Former Human Resource Manager at Statistics Botswana Marang Teisi is having the last laugh in her long running battle with her employer – Statistics Botswana – after she was dismissed from work in 2016.
The Court of Appeal has ordered that Teisi be reinstated to her position, with Statistics Botswana bearing the costs of the case.
The judgement was delivered recently by Court of Appeal Justices Monametsi Gaongalelwe alongside Lord Hamilton and Leatile Dambe.
Marang Teisi was fired in 2016 by the then Statistician General. Annah Majelantle after she was convicted by a disciplinary committee panel on charges of leaking confidential information to third parties, after a draft she had prepared was used by former MP James Mathokgwane in Parliament.
Justice Gaongalelwe in the judgement states that Majelantle appeal is against the decision of the High Court which affirmed findings and a recommendation made by a Disciplinary Panel.
The Disciplinary Panel had on the basis of its findings made a recommendation that the Appellant Teisi be dismissed from employment and she was indeed subsequently dismissed.
“The background to the matter is that at all material times hitherto Appellant was in the employ of Statistics Botswana; A statutory body corporate, who is 1st Respondent. In April 2014 officers of Directorate of Corruption and Economics Crime (DCEC) commenced investigations concerning some activities within the first respondent,” reads Justice Monametsi judgement.
The judgement continued to stipulate that it turned out later that a manuscript document authored by Teisi found its way to the media and to a Member of Parliament one James Mathokgwane, hence the leaking of this document which resulted in disciplinary charges being laid against Teisi.
“Initially two charges were leveled against her, one was ‘’Improper disclosure of information in respect of the affairs of Statistics Botswana’’ and the second charge was “Abuse of office by accessing confidential information for private gain”, Gaongalelwe underscored on the judgement.
Court of Appeal panelists questioned the credibility of the circumstance under which Teisi was dismissed from work contending that the Disciplinary Panel found her not guilty on the second charge but found her guilty in respect of the charge of improper disclosure of information to third parties. It was on the basis of the latter verdict that Appellant was dismissed from work.
COA dismisses SB argument
The judgement contends that in the answering affidavit SB as respondent does not refute the assertion that they did not get a copy of statement that had been delivered to the DCEC, instead the respondent says it was incumbent upon appellant to go to get such a copy but she did not do that.
The judgment depicts that of the answering affidavit under paragraph 17 reads;
“If she really wanted to exonerate herself from such accusations she would have gladly gone to DCEC and obtained a copy of her statement and perhaps things would be different now”.

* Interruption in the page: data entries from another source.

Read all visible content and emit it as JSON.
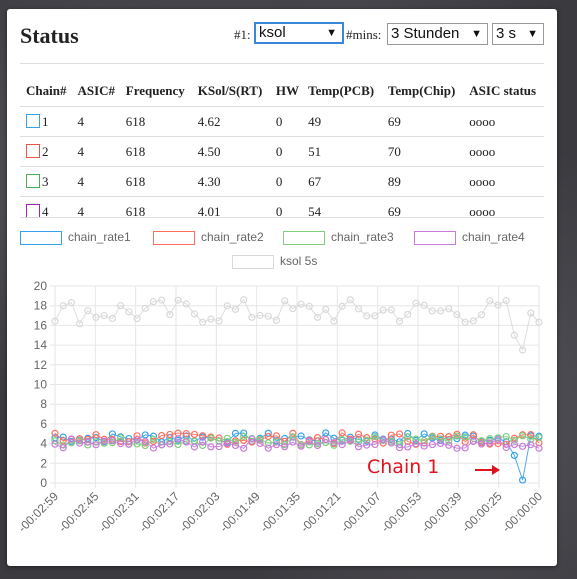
{
  "header": {
    "title": "Status",
    "miner_label": "#1:",
    "miner_value": "ksol",
    "mins_label": "#mins:",
    "range_value": "3 Stunden",
    "interval_value": "3 s"
  },
  "table": {
    "columns": [
      "Chain#",
      "ASIC#",
      "Frequency",
      "KSol/S(RT)",
      "HW",
      "Temp(PCB)",
      "Temp(Chip)",
      "ASIC status"
    ],
    "rows": [
      {
        "chain": "1",
        "asic": "4",
        "freq": "618",
        "ksol": "4.62",
        "hw": "0",
        "pcb": "49",
        "chip": "69",
        "status": "oooo",
        "color": "#36a2eb"
      },
      {
        "chain": "2",
        "asic": "4",
        "freq": "618",
        "ksol": "4.50",
        "hw": "0",
        "pcb": "51",
        "chip": "70",
        "status": "oooo",
        "color": "#e8534a"
      },
      {
        "chain": "3",
        "asic": "4",
        "freq": "618",
        "ksol": "4.30",
        "hw": "0",
        "pcb": "67",
        "chip": "89",
        "status": "oooo",
        "color": "#4caf50"
      },
      {
        "chain": "4",
        "asic": "4",
        "freq": "618",
        "ksol": "4.01",
        "hw": "0",
        "pcb": "54",
        "chip": "69",
        "status": "oooo",
        "color": "#9c27b0"
      }
    ]
  },
  "annotation": {
    "text": "Chain 1",
    "color": "#e0141e"
  },
  "chart_data": {
    "type": "line",
    "ylim": [
      0,
      20
    ],
    "yticks": [
      0,
      2,
      4,
      6,
      8,
      10,
      12,
      14,
      16,
      18,
      20
    ],
    "xticks": [
      "-00:02:59",
      "-00:02:45",
      "-00:02:31",
      "-00:02:17",
      "-00:02:03",
      "-00:01:49",
      "-00:01:35",
      "-00:01:21",
      "-00:01:07",
      "-00:00:53",
      "-00:00:39",
      "-00:00:25",
      "-00:00:00"
    ],
    "grid": true,
    "legend_position": "top",
    "series": [
      {
        "name": "chain_rate1",
        "color": "#36a2eb",
        "base": 4.6,
        "amp": 0.5,
        "drop_to": [
          2.8,
          0.3
        ],
        "filled": false
      },
      {
        "name": "chain_rate2",
        "color": "#ff6f61",
        "base": 4.5,
        "amp": 0.6,
        "drop_to": null,
        "filled": false
      },
      {
        "name": "chain_rate3",
        "color": "#7fcf7f",
        "base": 4.3,
        "amp": 0.5,
        "drop_to": null,
        "filled": false
      },
      {
        "name": "chain_rate4",
        "color": "#c67bd9",
        "base": 4.0,
        "amp": 0.5,
        "drop_to": null,
        "filled": false
      },
      {
        "name": "ksol 5s",
        "color": "#d9d9d9",
        "base": 17.4,
        "amp": 1.3,
        "drop_to": [
          15.0,
          13.5
        ],
        "filled": false
      }
    ]
  }
}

Justice Gaongalelwe charged that all in all respondents’ case was that leaked document had nothing to do with DCEC investigations but that the appellant had written it solely for the purpose of giving it to the media and to the MP Mathokgwane.
“There is a glaring lacuna in relation to this assertion. Since it is common cause that the panel did not have the statement made to DCEC it is hard to conceive how it would have concluded that the leaked statement had nothing to do with that one. The panel had simply compared the leaked statement with nothing to come to its conclusion on the point”.
SB staff V SB in court over salary discrepancy
Some of Statistics Botswana employees are still pursuing court case against SB through their union representative BOPEU over the disparity in the pay structure.
The court judgement that this publication is possession of contends that with regards to the matter in a case whereby the employees doing the same job at the same level and holding similar qualifications are remunerated differently be and is hereby declared unlawful.
The issue of contention is that persons hired as Senior Statistians and the ranks below are not remunerated equally as other counterparts: in fact some discrepancies are as high as P20 000 differences. That is persons working and doing the same job are remunerated such that the difference is well over P20 000, some junior staff earn a significantly superior salaries to their immediate supervisors.
“They will tell you, and eventfully the High Court, through their lawyer Mr Tafila, that they will solve this salary discrepancy by coming up with a new pay structure, ignoring the very idea that currently, employees are disproportionately remunerated and this gives rise to back pays. It is worth noting that Statistics Botswana has since rectified the salaries of Managers and Directors only,” said an employee who is affected by the salary disparity issue.